Kube email Making Connections


Article from Issue 231/2020

Kube aims to unite your email, contact lists, calendar, and other online communications in one sleek modern package.

Pundits have been saying and writing that "email is dying" for decades now. I'll bet your inbox provides plenty of evidence that this is not true.

For a while, email's replacement looked like a "personal information manager," with messaging, contacts management, a calendar, task manager, and even an RSS-based newsreader. The idea was to have these applications under one roof (e.g., KDE Kontact, Mozilla Thunderbird, and Gnome Evolution), occasionally interacting with each other, but mostly simplifying these related tasks for the human who runs them.

The Kube project [1] is building a Qt-based "modern communication and collaboration client," with another organizing principle: Blur the lines between all these packages. If you want to interact with Bill Jones, open his profile and decide what you need to do next: Send an email, start a chat, or schedule a meeting. When Kube comes into its own, you'll see the traditional KDE emphasis on building software that works the way you want, with nearly endless customizability.

Kube also has a clean look and feel, showing the team's work with usability specialists to create a sensible workflow. In this article, I'll show you what Kube is looking to create, and what you can do with it today.

The Vision

In the current version of Kube, you can begin to see what lead developer Christian Mollekopf has in mind as Kube progresses as an application [2-4]. With every account you create, you're really creating a view into these various types of task- or communication-related bits of information.

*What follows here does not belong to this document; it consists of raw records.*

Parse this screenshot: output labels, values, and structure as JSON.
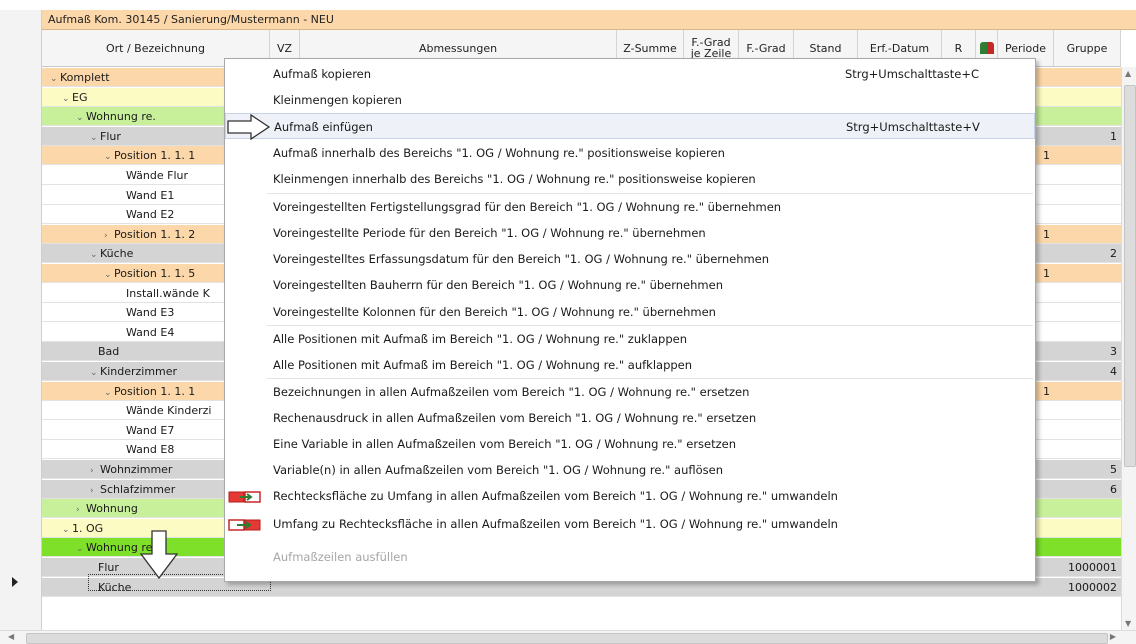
{
  "window": {
    "title": "Aufmaß Kom. 30145 / Sanierung/Mustermann - NEU"
  },
  "columns": {
    "ort": "Ort / Bezeichnung",
    "vz": "VZ",
    "abm": "Abmessungen",
    "zsum": "Z-Summe",
    "fgz1": "F.-Grad",
    "fgz2": "je Zeile",
    "fgrad": "F.-Grad",
    "stand": "Stand",
    "erf": "Erf.-Datum",
    "r": "R",
    "periode": "Periode",
    "gruppe": "Gruppe"
  },
  "tree": [
    {
      "label": "Komplett",
      "exp": "⌄",
      "gruppe": ""
    },
    {
      "label": "EG",
      "exp": "⌄",
      "gruppe": ""
    },
    {
      "label": "Wohnung re.",
      "exp": "⌄",
      "gruppe": ""
    },
    {
      "label": "Flur",
      "exp": "⌄",
      "gruppe": "1"
    },
    {
      "label": "Position 1. 1. 1",
      "exp": "⌄",
      "gruppe": "",
      "periode": "1"
    },
    {
      "label": "Wände Flur",
      "exp": "",
      "gruppe": ""
    },
    {
      "label": "Wand E1",
      "exp": "",
      "gruppe": ""
    },
    {
      "label": "Wand E2",
      "exp": "",
      "gruppe": ""
    },
    {
      "label": "Position 1. 1. 2",
      "exp": "›",
      "gruppe": "",
      "periode": "1"
    },
    {
      "label": "Küche",
      "exp": "⌄",
      "gruppe": "2"
    },
    {
      "label": "Position 1. 1. 5",
      "exp": "⌄",
      "gruppe": "",
      "periode": "1"
    },
    {
      "label": "Install.wände K",
      "exp": "",
      "gruppe": ""
    },
    {
      "label": "Wand E3",
      "exp": "",
      "gruppe": ""
    },
    {
      "label": "Wand E4",
      "exp": "",
      "gruppe": ""
    },
    {
      "label": "Bad",
      "exp": "",
      "gruppe": "3"
    },
    {
      "label": "Kinderzimmer",
      "exp": "⌄",
      "gruppe": "4"
    },
    {
      "label": "Position 1. 1. 1",
      "exp": "⌄",
      "gruppe": "",
      "periode": "1"
    },
    {
      "label": "Wände Kinderzi",
      "exp": "",
      "gruppe": ""
    },
    {
      "label": "Wand E7",
      "exp": "",
      "gruppe": ""
    },
    {
      "label": "Wand E8",
      "exp": "",
      "gruppe": ""
    },
    {
      "label": "Wohnzimmer",
      "exp": "›",
      "gruppe": "5"
    },
    {
      "label": "Schlafzimmer",
      "exp": "›",
      "gruppe": "6"
    },
    {
      "label": "Wohnung",
      "exp": "›",
      "gruppe": ""
    },
    {
      "label": "1. OG",
      "exp": "⌄",
      "gruppe": ""
    },
    {
      "label": "Wohnung re.",
      "exp": "⌄",
      "gruppe": ""
    },
    {
      "label": "Flur",
      "exp": "",
      "gruppe": "1000001"
    },
    {
      "label": "Küche",
      "exp": "",
      "gruppe": "1000002"
    }
  ],
  "menu": [
    {
      "label": "Aufmaß kopieren",
      "shortcut": "Strg+Umschalttaste+C"
    },
    {
      "label": "Kleinmengen kopieren",
      "shortcut": ""
    },
    {
      "label": "Aufmaß einfügen",
      "shortcut": "Strg+Umschalttaste+V"
    },
    {
      "label": "Aufmaß innerhalb des Bereichs \"1. OG / Wohnung re.\" positionsweise kopieren",
      "shortcut": ""
    },
    {
      "label": "Kleinmengen innerhalb des Bereichs \"1. OG / Wohnung re.\" positionsweise kopieren",
      "shortcut": ""
    },
    {
      "label": "Voreingestellten Fertigstellungsgrad für den Bereich \"1. OG / Wohnung re.\" übernehmen",
      "shortcut": ""
    },
    {
      "label": "Voreingestellte Periode für den Bereich \"1. OG / Wohnung re.\" übernehmen",
      "shortcut": ""
    },
    {
      "label": "Voreingestelltes Erfassungsdatum für den Bereich \"1. OG / Wohnung re.\" übernehmen",
      "shortcut": ""
    },
    {
      "label": "Voreingestellten Bauherrn für den Bereich \"1. OG / Wohnung re.\" übernehmen",
      "shortcut": ""
    },
    {
      "label": "Voreingestellte Kolonnen für den Bereich \"1. OG / Wohnung re.\" übernehmen",
      "shortcut": ""
    },
    {
      "label": "Alle Positionen mit Aufmaß im Bereich \"1. OG / Wohnung re.\" zuklappen",
      "shortcut": ""
    },
    {
      "label": "Alle Positionen mit Aufmaß im Bereich \"1. OG / Wohnung re.\" aufklappen",
      "shortcut": ""
    },
    {
      "label": "Bezeichnungen in allen Aufmaßzeilen vom Bereich \"1. OG / Wohnung re.\" ersetzen",
      "shortcut": ""
    },
    {
      "label": "Rechenausdruck in allen Aufmaßzeilen vom Bereich \"1. OG / Wohnung re.\" ersetzen",
      "shortcut": ""
    },
    {
      "label": "Eine Variable in allen Aufmaßzeilen vom Bereich \"1. OG / Wohnung re.\" ersetzen",
      "shortcut": ""
    },
    {
      "label": "Variable(n) in allen Aufmaßzeilen vom Bereich \"1. OG / Wohnung re.\" auflösen",
      "shortcut": ""
    },
    {
      "label": "Rechtecksfläche zu Umfang in allen Aufmaßzeilen vom Bereich \"1. OG / Wohnung re.\" umwandeln",
      "shortcut": ""
    },
    {
      "label": "Umfang zu Rechtecksfläche in allen Aufmaßzeilen vom Bereich \"1. OG / Wohnung re.\" umwandeln",
      "shortcut": ""
    },
    {
      "label": "Aufmaßzeilen ausfüllen",
      "shortcut": ""
    }
  ],
  "colors": {
    "orange": "#fcd7a9",
    "yellow": "#fdfbc4",
    "lightgreen": "#c8f09a",
    "grey": "#d4d4d4",
    "brightgreen": "#7fe02a"
  }
}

Since Kube initially starts with creating an email account, you'll see the Conversations view, where you can send emails and organize them by thread. Mollekopf would like to see you be able to add chats, blog posts and responses, and other online conversations here. Down the road, think of other ways you communicate with friends, co-workers, customers, and businesses. Kube aims to help you out.

The People view lets you see the people with whom you communicate. Perhaps you sent a request for help from someone recently, but don't think they responded. Open the People view and locate the person. You'll find all your recent meetings and email with that person. If you need to follow up, just click the email message, and you're on your way. The People view will also track your calendar to see what meetings different people were invited to (and perhaps even if they attended!)

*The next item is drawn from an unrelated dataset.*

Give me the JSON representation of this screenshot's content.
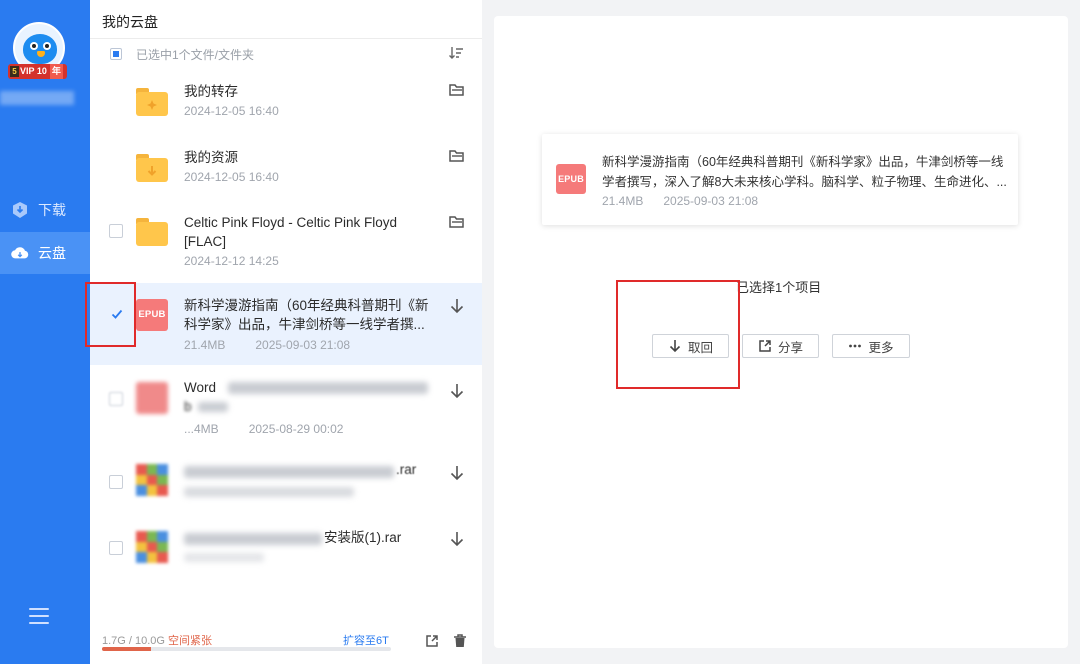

Finally, a single Composer view is for writing email, manually adding people, and editing calendar items. In the long view, Mollekopf sees the Composer as simply a content editor, where you could save anything you write here as a note, a social media post, meeting minutes, or a blog entry.

Kube's roadmap highlights more views on the horizon:

  • An Organize view with a tree view for all types of content and folders for mail
  • A Read view for all types of content (mail, chats, calendar, and to-do lists) with "triage" tools to help you process mail and other content faster and more effectively
  • A Do view with the things you need to focus on today
  • A Plan view that allows you to create to-do lists, events, invitations, and more
  • An Observe view that lets you check a status board for your projects

Some History

KDE has always had a personal information manager included in its default software collection. If your distribution doesn't include it in the default KDE desktop install, you can install the Kontact [5] suite of applications, or any of its separate components: KMail, KAddressBook, KOrganizer (calendar), Akregator (RSS newsreader), and KNotes. These are all stable applications and well maintained.

Kube developers say that their product won't replace Kontact in the panoply of KDE apps, but that it will give users a more modern alternative.

While the development team is mostly composed of Kolab developers, Kube won't replace existing Kolab installations. The Kolab project began in 2002 as a way to expand the personal information suite into the corporate environment, with a client-server setup similar to Microsoft's Exchange Server and Outlook client. They also produce the commercial Kolab Now cloud email service [6].

While the Kube project began in 2015, it didn't really attract attention until 2017, with its 0.3.1 release. A bit rough around the edges, it worked as a basic email client and address book. Mollekopf wrote at the time: "While Kube 0.3.1 still isn't anywhere near production ready, I can finally say that I can use it for most of my email needs."

Version 0.7 came out in July 2018, with threaded Conversations available and the introduction of OpenPGP message encryption. A macOS client joined the roster. One month later, the Kube project made nightly builds available through a Flatpak installation [7]. Since then, users have seen the ability to manually add people to their address books and add recurring events to the calendar. Version 0.8 is now available, but Mollekopf admits the Flatpak system "makes (releases) significantly less interesting."

Installing Kube

With a few exceptions for distributions with Kube packages (namely Arch, Gentoo, and Fedora Copr), you can download the aforementioned Flatpak package to install the nightly Kube build [8]. Make sure your distro supports Flatpak and then run the suggested commands from the shell to get started:

flatpak -y --user install --from https://files.kube-project.com/flatpak/com.kubeproject.kube.flatpakref
flatpak run com.kubeproject.kube

Kube will integrate into your KDE system menu automatically. The Flatpak gives you the current build whenever you run Kube, though I wish the interface included an About link with a build number to track progress. Checking for a new build also tremendously slows down loading Kube.